2 Oct 2006, 3:18pm
Computing
by Rob


Tesco Value Software?

Apparently Tesco are about to launch thier own software! Priced at around £20 there will be word processing, spreadsheet, photo editing and DVD/CD burning software. The BBC say that this new line will be launched at the end of the month in 100 Tesco stores across the country, what does that mean? Well it might mean that Microsoft drop their prices to compete…

…more likely, nothing will happen - it will depend on the quality of the software though and it could coerce some people away from pirated versions at that cost. We’ll have to wait and see but I don’t think that the software market will turn into the grocery market any time soon. At least I hope not, otherwise by the time I get a job it won’t be worth my while developing software!

Good Hunting

I dont think the software is any more ground breaking that open office, except that it has support (i.e star office).

The only thing is that Tesco are planning to sell computers in store as a permenant thing (like competition to pc world) - as opposed to buying in a bulk load of laptops on a pallet and bung them in the middle of the floor and hope people buy them - what i’m getting at, is that they may start pre-installing ability office on thier pc’s.

Interesting eh!

Office is a rip off anyway!

It will be long until we see Tes-buntu!!

* that should read won’t be long until we see Tes-buntu - and probably a smiley face at the end!!

That’s a good point, not sure what that would do to the attractiveness of the PCs though…

…not sure that I’d want a PC with tesco’s own software on, but then I suppose that it’d probably still be cheap. I wonder if they’re thinking of taking this any further?

Yeah, this software will be crap. It’ll be like the budget-value-games that you get for £2 in various shops - no substance, no reliablity, and jesus christ think of the lack of document portability! They can’t be using the Office document formats as they’re all closed (I know that OpenOffice can save to .doc etc tho so I imagine there’s some way around it) but… Oh I dunno, I can’t remember enough about the subject to talk authoritivaly (sp?) or even sensibly (tho the latter is due to my brain being f**ked today! Sorry!).

Still, it will be crap. No one should worry. I can’t see it lasting long.

To be fair - i don’ think it will be that bad - I mean really, which home user on word uses functions beyond font changes and spell checking. Possibly a table or insert and image, search and replace at a push - but for a home user - not much else. - they wont touch the business market, but for most people for letter writing you could save over £100 for a product that does the same thing - or save any more if you buy open office!!

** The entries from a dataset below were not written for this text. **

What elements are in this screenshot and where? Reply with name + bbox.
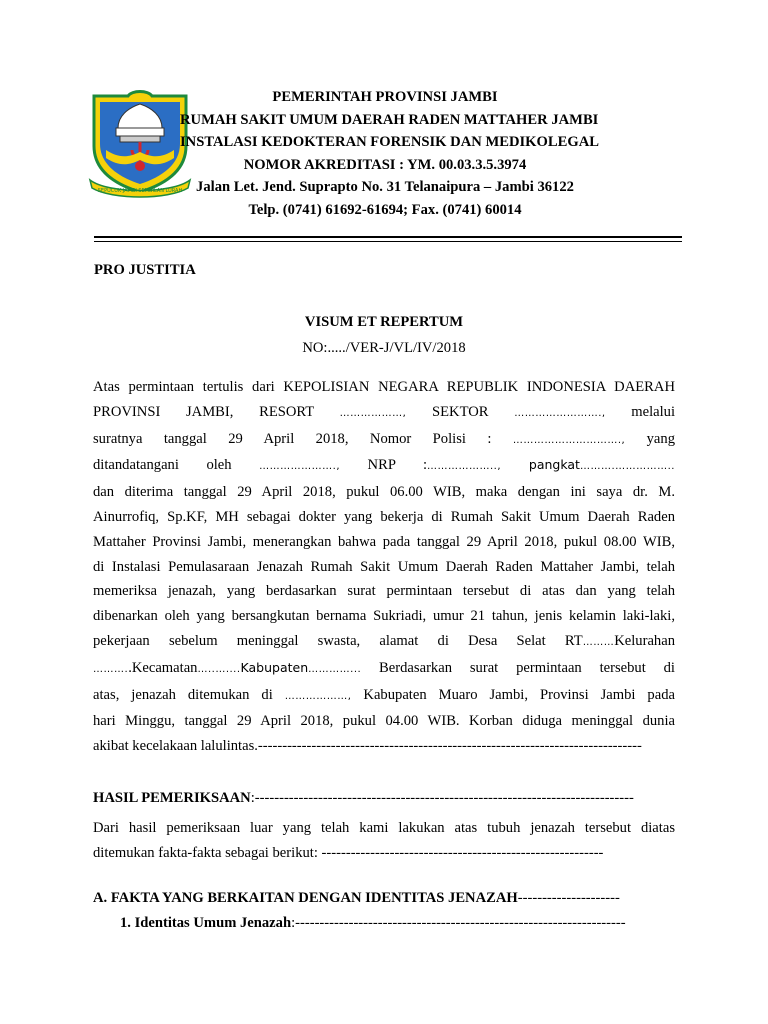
body-line: Ainurrofiq, Sp.KF, MH sebagai dokter yang bekerja di Rumah Sakit Umum Daerah Raden (93, 508, 675, 525)
blank-dots: ……….…………….. (579, 461, 675, 473)
text: pangkat (501, 457, 580, 473)
section-a-label: A. FAKTA YANG BERKAITAN DENGAN IDENTITAS JENAZAH (93, 890, 518, 906)
body-paragraph (93, 375, 675, 759)
text: PROVINSI JAMBI, RESORT (93, 403, 340, 420)
blank-dots: …..….... (197, 663, 241, 675)
jambi-emblem-icon (88, 88, 192, 200)
logo-ribbon-text: SEPUCUK JAMBI SEMBILAN LURAH (97, 188, 183, 194)
text: yang (625, 430, 675, 447)
text: Kelurahan (614, 632, 675, 649)
body-line (93, 427, 675, 454)
blank-dots: ……………………., (514, 407, 606, 419)
section-a-dashes: --------------------- (517, 890, 620, 906)
hasil-label: HASIL PEMERIKSAAN (93, 790, 251, 806)
body-line: Atas permintaan tertulis dari KEPOLISIAN NEGARA REPUBLIK INDONESIA DAERAH (93, 379, 675, 395)
section-1-heading (120, 915, 626, 932)
text: .Kecamatan (128, 659, 198, 676)
body-line: dibenarkan oleh yang bersangkutan bernama Sukriadi, umur 21 tahun, jenis kelamin laki-laki, (93, 608, 675, 625)
text: ditandatangani oleh (93, 457, 260, 474)
body-line: Mattaher Provinsi Jambi, menerangkan bahwa pada tanggal 29 April 2018, pukul 08.00 WIB, (93, 533, 675, 550)
hospital-logo (88, 88, 192, 200)
hasil-line: Dari hasil pemeriksaan luar yang telah kami lakukan atas tubuh jenazah tersebut diatas (93, 820, 675, 836)
blank-dots: ………………, (284, 690, 352, 702)
body-line: dan diterima tanggal 29 April 2018, pukul 06.00 WIB, maka dengan ini saya dr. M. (93, 484, 675, 501)
blank-dots: ……… (582, 636, 615, 648)
blank-dots: ………. (93, 663, 129, 675)
header-installation: INSTALASI KEDOKTERAN FORENSIK DAN MEDIKOLEGAL (180, 134, 599, 151)
visum-number: NO:...../VER-J/VL/IV/2018 (302, 340, 466, 356)
blank-dots: ………………, (339, 407, 407, 419)
header-address: Jalan Let. Jend. Suprapto No. 31 Telanaipura – Jambi 36122 (196, 179, 574, 196)
text: pekerjaan sebelum meninggal swasta, alamat di Desa Selat RT (93, 632, 583, 649)
blank-dots: …………………………., (512, 434, 626, 446)
header-hospital: RUMAH SAKIT UMUM DAERAH RADEN MATTAHER JAMBI (180, 111, 599, 128)
section-1-dashes: :-------------------------------------------------------------------- (291, 915, 626, 931)
blank-dots: …………... (308, 663, 362, 675)
body-line: hari Minggu, tanggal 29 April 2018, pukul 04.00 WIB. Korban diduga meninggal dunia (93, 713, 675, 730)
blank-dots: ……………….., (427, 461, 502, 473)
text: melalui (605, 403, 676, 420)
text: Berdasarkan surat permintaan tersebut di (361, 659, 675, 676)
text: atas, jenazah ditemukan di (93, 686, 285, 703)
text: Kabupaten (240, 659, 309, 675)
hasil-line: ditemukan fakta-fakta sebagai berikut: ---------------------------------------------------------- (93, 844, 604, 861)
header-accreditation: NOMOR AKREDITASI : YM. 00.03.3.5.3974 (243, 156, 527, 173)
text: SEKTOR (406, 403, 515, 420)
hasil-paragraph (93, 816, 675, 866)
section-1-label: 1. Identitas Umum Jenazah (120, 915, 292, 931)
body-line (93, 656, 675, 683)
body-line: akibat kecelakaan lalulintas.------------------------------------------------------------------------------- (93, 738, 642, 755)
text: suratnya tanggal 29 April 2018, Nomor Polisi : (93, 430, 513, 447)
body-line (93, 400, 675, 427)
body-line: di Instalasi Pemulasaraan Jenazah Rumah Sakit Umum Daerah Raden Mattaher Jambi, telah (93, 558, 675, 575)
letterhead-thin-rule (94, 241, 682, 242)
header-phone: Telp. (0741) 61692-61694; Fax. (0741) 60014 (248, 201, 522, 218)
pro-justitia: PRO JUSTITIA (94, 262, 196, 278)
body-line (93, 453, 675, 480)
hasil-heading (93, 790, 634, 807)
visum-title: VISUM ET REPERTUM (304, 314, 464, 330)
letterhead-thick-rule (94, 236, 682, 238)
body-line (93, 683, 675, 710)
text: Kabupaten Muaro Jambi, Provinsi Jambi pada (351, 686, 675, 703)
hasil-dashes: :------------------------------------------------------------------------------ (250, 790, 634, 806)
section-a-heading (93, 890, 620, 907)
text: NRP : (340, 457, 427, 474)
blank-dots: …………………., (259, 461, 340, 473)
body-line (93, 629, 675, 656)
header-government: PEMERINTAH PROVINSI JAMBI (272, 89, 498, 105)
letterhead (180, 86, 599, 222)
body-line: memeriksa jenazah, yang berdasarkan surat permintaan tersebut di atas dan yang telah (93, 583, 675, 600)
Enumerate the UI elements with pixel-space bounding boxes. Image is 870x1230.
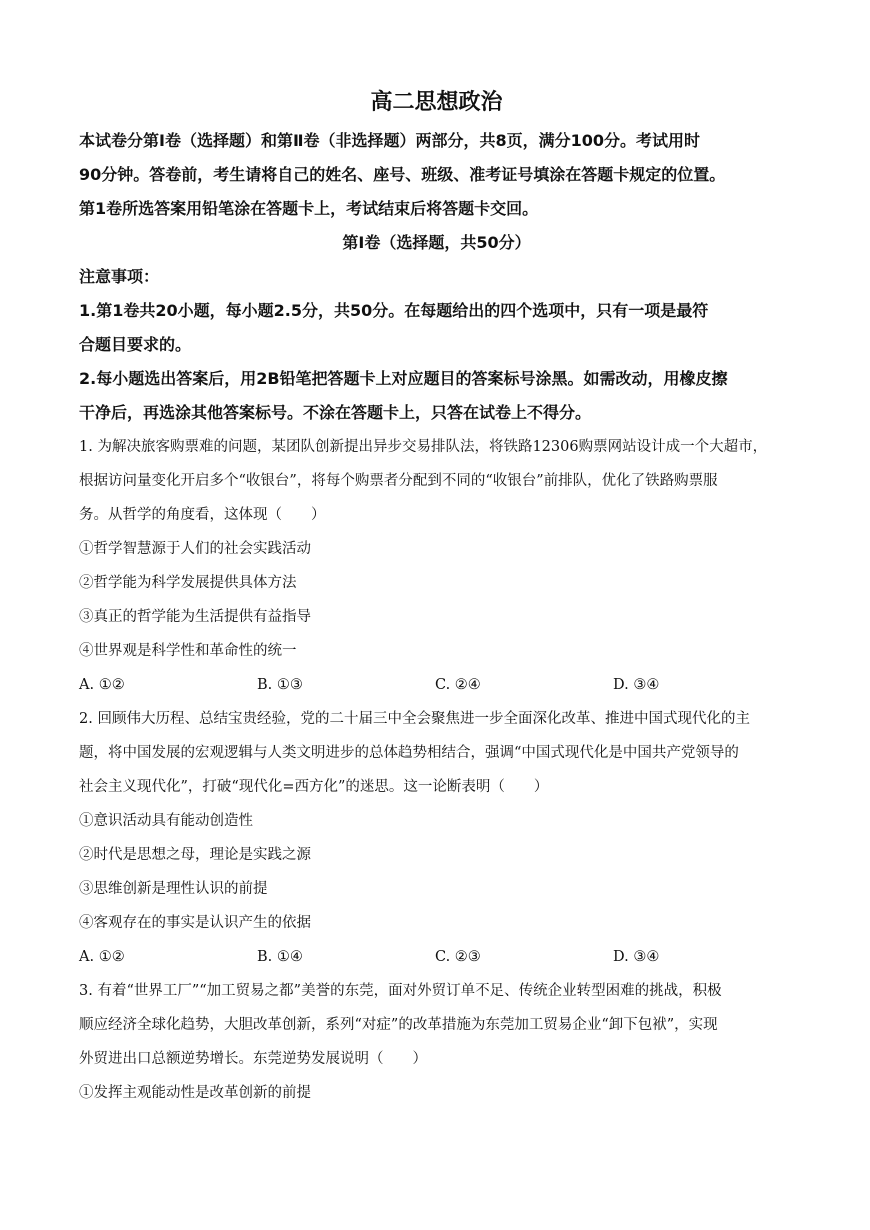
answer-choices: [79, 940, 794, 974]
notes-heading: 注意事项：: [79, 267, 160, 286]
question-stem-line: 社会主义现代化”，打破“现代化=西方化”的迷思。这一论断表明（ ）: [79, 779, 549, 795]
instruction-line: 第1卷所选答案用铅笔涂在答题卡上，考试结束后将答题卡交回。: [79, 199, 539, 218]
exam-page: [79, 86, 794, 1110]
statement: ①发挥主观能动性是改革创新的前提: [79, 1085, 311, 1101]
choice-a: A. ①②: [79, 677, 125, 693]
notes: [79, 260, 794, 430]
statement: ③真正的哲学能为生活提供有益指导: [79, 609, 311, 625]
statement: ②时代是思想之母，理论是实践之源: [79, 847, 311, 863]
statement: ③思维创新是理性认识的前提: [79, 881, 268, 897]
question-1: [79, 430, 794, 702]
choice-a: A. ①②: [79, 949, 125, 965]
statement: ④世界观是科学性和革命性的统一: [79, 643, 297, 659]
choice-d: D. ③④: [613, 949, 660, 965]
choice-c: C. ②④: [435, 677, 481, 693]
question-stem-line: 根据访问量变化开启多个“收银台”，将每个购票者分配到不同的“收银台”前排队，优化了铁路购票服: [79, 473, 718, 489]
instruction-line: 本试卷分第Ⅰ卷（选择题）和第Ⅱ卷（非选择题）两部分，共8页，满分100分。考试用时: [79, 131, 701, 150]
choice-c: C. ②③: [435, 949, 481, 965]
question-stem-line: 1. 为解决旅客购票难的问题，某团队创新提出异步交易排队法，将铁路12306购票网站设计成一个大超市，: [79, 439, 768, 455]
question-stem-line: 务。从哲学的角度看，这体现（ ）: [79, 507, 326, 523]
note-line: 2.每小题选出答案后，用2B铅笔把答题卡上对应题目的答案标号涂黑。如需改动，用橡皮擦: [79, 369, 728, 388]
question-stem-line: 3. 有着“世界工厂”“加工贸易之都”美誉的东莞，面对外贸订单不足、传统企业转型困难的挑战，积极: [79, 983, 722, 999]
statement: ②哲学能为科学发展提供具体方法: [79, 575, 297, 591]
choice-b: B. ①③: [257, 677, 303, 693]
note-line: 干净后，再选涂其他答案标号。不涂在答题卡上，只答在试卷上不得分。: [79, 403, 592, 422]
instruction-line: 90分钟。答卷前，考生请将自己的姓名、座号、班级、准考证号填涂在答题卡规定的位置。: [79, 165, 726, 184]
statement: ④客观存在的事实是认识产生的依据: [79, 915, 311, 931]
page-title: 高二思想政治: [370, 90, 503, 115]
exam-instructions: [79, 124, 794, 226]
question-stem-line: 外贸进出口总额逆势增长。东莞逆势发展说明（ ）: [79, 1051, 427, 1067]
note-line: 1.第1卷共20小题，每小题2.5分，共50分。在每题给出的四个选项中，只有一项是最符: [79, 301, 709, 320]
note-line: 合题目要求的。: [79, 335, 192, 354]
question-3: [79, 974, 794, 1110]
question-stem-line: 顺应经济全球化趋势，大胆改革创新，系列“对症”的改革措施为东莞加工贸易企业“卸下包袱”，实现: [79, 1017, 718, 1033]
statement: ①意识活动具有能动创造性: [79, 813, 253, 829]
statement: ①哲学智慧源于人们的社会实践活动: [79, 541, 311, 557]
choice-d: D. ③④: [613, 677, 660, 693]
question-stem-line: 2. 回顾伟大历程、总结宝贵经验，党的二十届三中全会聚焦进一步全面深化改革、推进中国式现代化的主: [79, 711, 750, 727]
section-title: 第Ⅰ卷（选择题，共50分）: [342, 233, 531, 252]
question-stem-line: 题，将中国发展的宏观逻辑与人类文明进步的总体趋势相结合，强调“中国式现代化是中国共产党领导的: [79, 745, 739, 761]
question-2: [79, 702, 794, 974]
answer-choices: [79, 668, 794, 702]
choice-b: B. ①④: [257, 949, 303, 965]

Portability will be solved soon, as it won’t be long until the EU (and US government) forces micro$oft to use open document format (basically an xml file).

(Really, i’m only commenting on it because I’m having a slow day - really, I don’t care too much ;) )

Are you sure that it won’t touch the business market? Small businesses will snap up the oppurtunity for cheap licenced software that lets them write letters and do a few spreadsheets…

You say that - but then why hasn’t star office (open office with support and better icons on the toolbar) taken more of a market share for small business.

I’m still holding out for google office - now that would be good - have you used the spreadsheet software?? - very good especially cool that you can have loads of people around the world working on the same file (without breaking it) - plus all you need is a web browser - web software - surely the way forward?!

Marketing? Good point though, I hadn’t even remembered Star Office…

I think business will have a hard time working fully online, security fears etc…

Hadn’t really thought about the market aspect (forget that most people dont read the [strike]geek[/strike] articles computer people do) - Tesco does have a lot or marketing umph.

Apps over web - security issues dissapear if a business can host the software themselves - most (mobile) business users will be accessing their company’s file servers via a VPN anyway - so why not send the web based software along the same tunnel.

Saying that - its WEB 2.0, etc. which to develop and get working cross platform is just not fun!!!